Agora, em 2007, o GBMO completa quatro décadas de existência e, à frente dele, está a Profa. Dra. Márcia Mayer. “As maiores metas são difundir os conhecimentos de microbiologia oral entre a comunidade científica e favorecer o intercâmbio e a colaboração de pesquisadores e professores da área no País”, explica a atual coordenadora do Grupo, cujos membros se reúnem anualmente em assembléia durante os encontros da Sociedade Brasileira de Pesquisas Odontológicas. “O grupo vem promovendo diversos cursos e seminários com pesquisadores de peso, o que serve como forte fator motivador de vocações em microbiologia oral”.

Filha e neta de dentistas, Márcia não teve dificuldades para escolher qual profissão iria seguir. “Mas nunca imaginei que iria ser pesquisadora em microbiologia”, ressalta ela. “Porém, ao me deparar, ainda nos primeiros anos da graduação, com uma matéria que dava respostas científicas aos questionamentos sobre a etiologia das doenças orais, acabei me apaixonando”.

Esta especialidade é usada na pesquisa odontológica para responder a um grande número de questões envolvendo as doenças infecciosas da cavidade oral. “A importância disso é óbvia quando se compreende que cárie, doenças periodontais e a maior parte das lesões endodônticas são doenças causadas por microrganismos orais”, explica. “Além disso, estudamos a ecologia oral na situação de normalidade, e nos fatores que levam ao seu desequilíbrio e, conseqüentemente, à doença”.

Segundo a professora, a atual tendência da odontologia brasileira é que os conhecimentos adquiridos em ciências mais básicas contribuam ainda mais para o tratamento e prevenção destas doenças. Como exemplos, ela enfatiza o desenvolvimento de vacinas contra os agentes associados à cárie, e outras metodologias alternativas para o seu controle ou prevenção - como o uso de probióticos e de novos agentes antissépticos. “Outros aspectos, como o novo conhecimento sobre a expressão gênica, também irão colaborar na produção de tecidos e no controle de doenças como a periodontite”.
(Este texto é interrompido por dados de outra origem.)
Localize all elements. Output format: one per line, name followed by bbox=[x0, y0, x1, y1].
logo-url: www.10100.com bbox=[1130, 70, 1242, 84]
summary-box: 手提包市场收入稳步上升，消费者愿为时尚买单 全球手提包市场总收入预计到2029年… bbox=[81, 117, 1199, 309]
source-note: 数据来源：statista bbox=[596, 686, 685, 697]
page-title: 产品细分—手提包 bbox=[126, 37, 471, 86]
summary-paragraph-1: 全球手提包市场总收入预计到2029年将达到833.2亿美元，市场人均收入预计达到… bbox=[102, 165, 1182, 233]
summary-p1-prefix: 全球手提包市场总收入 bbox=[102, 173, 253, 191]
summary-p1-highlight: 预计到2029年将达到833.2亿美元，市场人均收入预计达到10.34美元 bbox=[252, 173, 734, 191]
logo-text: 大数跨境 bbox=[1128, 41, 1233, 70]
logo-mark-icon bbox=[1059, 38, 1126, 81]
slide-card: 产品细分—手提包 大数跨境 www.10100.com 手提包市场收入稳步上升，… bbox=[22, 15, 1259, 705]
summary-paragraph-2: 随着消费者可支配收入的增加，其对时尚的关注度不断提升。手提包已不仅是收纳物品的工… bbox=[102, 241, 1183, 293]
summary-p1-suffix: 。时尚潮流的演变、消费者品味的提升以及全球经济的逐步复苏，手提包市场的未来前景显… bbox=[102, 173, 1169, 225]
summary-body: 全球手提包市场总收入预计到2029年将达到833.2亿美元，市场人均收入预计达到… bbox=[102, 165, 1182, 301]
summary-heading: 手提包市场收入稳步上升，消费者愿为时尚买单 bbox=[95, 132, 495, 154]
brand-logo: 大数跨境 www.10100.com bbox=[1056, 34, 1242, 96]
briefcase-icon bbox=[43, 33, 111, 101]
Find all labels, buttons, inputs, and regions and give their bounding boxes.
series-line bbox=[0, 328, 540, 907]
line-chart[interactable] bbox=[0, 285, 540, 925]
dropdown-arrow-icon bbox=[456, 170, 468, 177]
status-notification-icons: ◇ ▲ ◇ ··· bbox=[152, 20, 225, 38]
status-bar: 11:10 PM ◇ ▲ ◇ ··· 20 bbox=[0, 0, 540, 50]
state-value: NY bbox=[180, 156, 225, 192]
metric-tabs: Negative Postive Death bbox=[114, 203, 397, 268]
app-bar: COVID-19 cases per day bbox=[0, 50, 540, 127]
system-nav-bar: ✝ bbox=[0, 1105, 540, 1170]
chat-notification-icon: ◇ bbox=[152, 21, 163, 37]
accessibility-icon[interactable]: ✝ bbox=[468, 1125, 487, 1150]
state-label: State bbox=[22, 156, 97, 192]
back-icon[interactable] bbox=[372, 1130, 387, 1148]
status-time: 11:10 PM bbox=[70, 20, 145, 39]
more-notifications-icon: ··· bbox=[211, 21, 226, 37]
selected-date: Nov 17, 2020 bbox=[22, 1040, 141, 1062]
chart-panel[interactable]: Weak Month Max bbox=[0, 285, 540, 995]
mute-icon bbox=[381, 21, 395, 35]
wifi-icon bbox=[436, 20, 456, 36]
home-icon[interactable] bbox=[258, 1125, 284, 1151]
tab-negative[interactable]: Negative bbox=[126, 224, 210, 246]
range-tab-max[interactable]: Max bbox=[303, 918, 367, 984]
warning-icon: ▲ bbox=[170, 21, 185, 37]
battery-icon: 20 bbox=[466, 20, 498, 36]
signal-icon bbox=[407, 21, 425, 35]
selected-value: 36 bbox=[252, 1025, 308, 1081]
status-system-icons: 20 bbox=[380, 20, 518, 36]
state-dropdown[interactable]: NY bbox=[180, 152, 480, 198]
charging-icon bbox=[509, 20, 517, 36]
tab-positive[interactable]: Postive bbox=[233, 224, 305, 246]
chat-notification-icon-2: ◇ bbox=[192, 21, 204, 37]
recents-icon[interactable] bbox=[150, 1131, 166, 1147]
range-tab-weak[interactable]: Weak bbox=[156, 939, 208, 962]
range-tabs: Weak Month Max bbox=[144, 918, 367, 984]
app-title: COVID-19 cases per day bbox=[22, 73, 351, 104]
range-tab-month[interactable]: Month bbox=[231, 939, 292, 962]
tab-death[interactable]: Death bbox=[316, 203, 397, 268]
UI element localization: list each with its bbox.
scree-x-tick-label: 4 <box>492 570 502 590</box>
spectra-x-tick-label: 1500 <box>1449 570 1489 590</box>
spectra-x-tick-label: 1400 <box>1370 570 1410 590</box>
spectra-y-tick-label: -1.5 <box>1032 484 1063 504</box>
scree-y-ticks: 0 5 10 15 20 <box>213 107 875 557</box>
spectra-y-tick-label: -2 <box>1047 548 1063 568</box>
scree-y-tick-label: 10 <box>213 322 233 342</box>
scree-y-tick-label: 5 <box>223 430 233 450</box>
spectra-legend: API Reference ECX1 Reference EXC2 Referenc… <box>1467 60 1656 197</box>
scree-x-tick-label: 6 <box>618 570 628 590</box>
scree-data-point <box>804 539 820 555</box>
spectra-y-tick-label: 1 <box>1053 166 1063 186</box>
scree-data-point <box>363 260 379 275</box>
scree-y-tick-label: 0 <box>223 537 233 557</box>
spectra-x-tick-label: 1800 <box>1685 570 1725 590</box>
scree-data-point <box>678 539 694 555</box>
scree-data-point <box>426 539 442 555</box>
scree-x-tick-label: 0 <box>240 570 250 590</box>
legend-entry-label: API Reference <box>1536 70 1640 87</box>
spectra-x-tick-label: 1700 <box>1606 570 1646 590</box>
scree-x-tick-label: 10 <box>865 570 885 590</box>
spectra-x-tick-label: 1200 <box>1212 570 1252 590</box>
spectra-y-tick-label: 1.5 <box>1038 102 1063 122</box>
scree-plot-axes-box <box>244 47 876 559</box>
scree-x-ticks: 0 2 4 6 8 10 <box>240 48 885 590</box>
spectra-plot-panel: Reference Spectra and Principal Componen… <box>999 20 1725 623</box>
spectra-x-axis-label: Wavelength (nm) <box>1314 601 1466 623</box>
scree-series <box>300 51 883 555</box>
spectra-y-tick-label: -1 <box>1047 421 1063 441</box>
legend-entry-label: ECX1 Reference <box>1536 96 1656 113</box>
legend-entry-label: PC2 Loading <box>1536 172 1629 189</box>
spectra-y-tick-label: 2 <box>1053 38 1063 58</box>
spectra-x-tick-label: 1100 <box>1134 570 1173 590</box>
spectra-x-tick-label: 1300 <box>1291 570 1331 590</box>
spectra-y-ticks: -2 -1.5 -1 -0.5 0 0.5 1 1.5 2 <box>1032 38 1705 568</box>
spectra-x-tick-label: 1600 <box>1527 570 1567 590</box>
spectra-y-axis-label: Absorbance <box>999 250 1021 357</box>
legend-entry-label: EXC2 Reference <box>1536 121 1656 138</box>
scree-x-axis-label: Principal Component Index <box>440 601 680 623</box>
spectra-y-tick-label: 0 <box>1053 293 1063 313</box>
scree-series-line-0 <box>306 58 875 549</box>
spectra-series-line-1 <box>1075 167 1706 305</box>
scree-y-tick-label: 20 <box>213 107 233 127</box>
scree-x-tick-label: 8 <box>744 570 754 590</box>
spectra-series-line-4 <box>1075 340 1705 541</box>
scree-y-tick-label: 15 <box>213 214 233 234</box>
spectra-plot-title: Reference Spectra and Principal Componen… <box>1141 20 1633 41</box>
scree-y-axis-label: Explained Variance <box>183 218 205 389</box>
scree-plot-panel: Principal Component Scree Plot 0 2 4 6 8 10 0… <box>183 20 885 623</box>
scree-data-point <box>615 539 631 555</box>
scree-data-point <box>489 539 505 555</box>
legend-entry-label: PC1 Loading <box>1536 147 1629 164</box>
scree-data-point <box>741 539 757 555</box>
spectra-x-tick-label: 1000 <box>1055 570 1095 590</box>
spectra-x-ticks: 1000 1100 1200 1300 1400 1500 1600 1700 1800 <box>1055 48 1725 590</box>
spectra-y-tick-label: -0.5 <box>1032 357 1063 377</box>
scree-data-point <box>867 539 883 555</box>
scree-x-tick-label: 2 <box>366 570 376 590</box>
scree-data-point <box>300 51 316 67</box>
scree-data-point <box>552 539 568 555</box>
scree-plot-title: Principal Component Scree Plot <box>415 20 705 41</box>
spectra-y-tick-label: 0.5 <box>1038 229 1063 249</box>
Formada pela Universidade de São Paulo, em 1982, ela fez pós-doutorado na Faculdade de Odontologia da University of Pennsylvania, nos Estados Unidos, além de cursos e estágios na Suécia e na Noruega. Atualmente, divide seu tempo entre o GBMO e a USP, onde é professora e orientadora de alunos de pós-graduação. Nascida na cidade de São Paulo, Márcia Mayer é casada e tem dois filhos. Nas poucas horas de folga em que está distante dos estudos com a microbiologia oral, ela gosta de ler, estar com a família, cuidar de suas plantas ou aproveitar para viajar e conhecer lugares diferentes.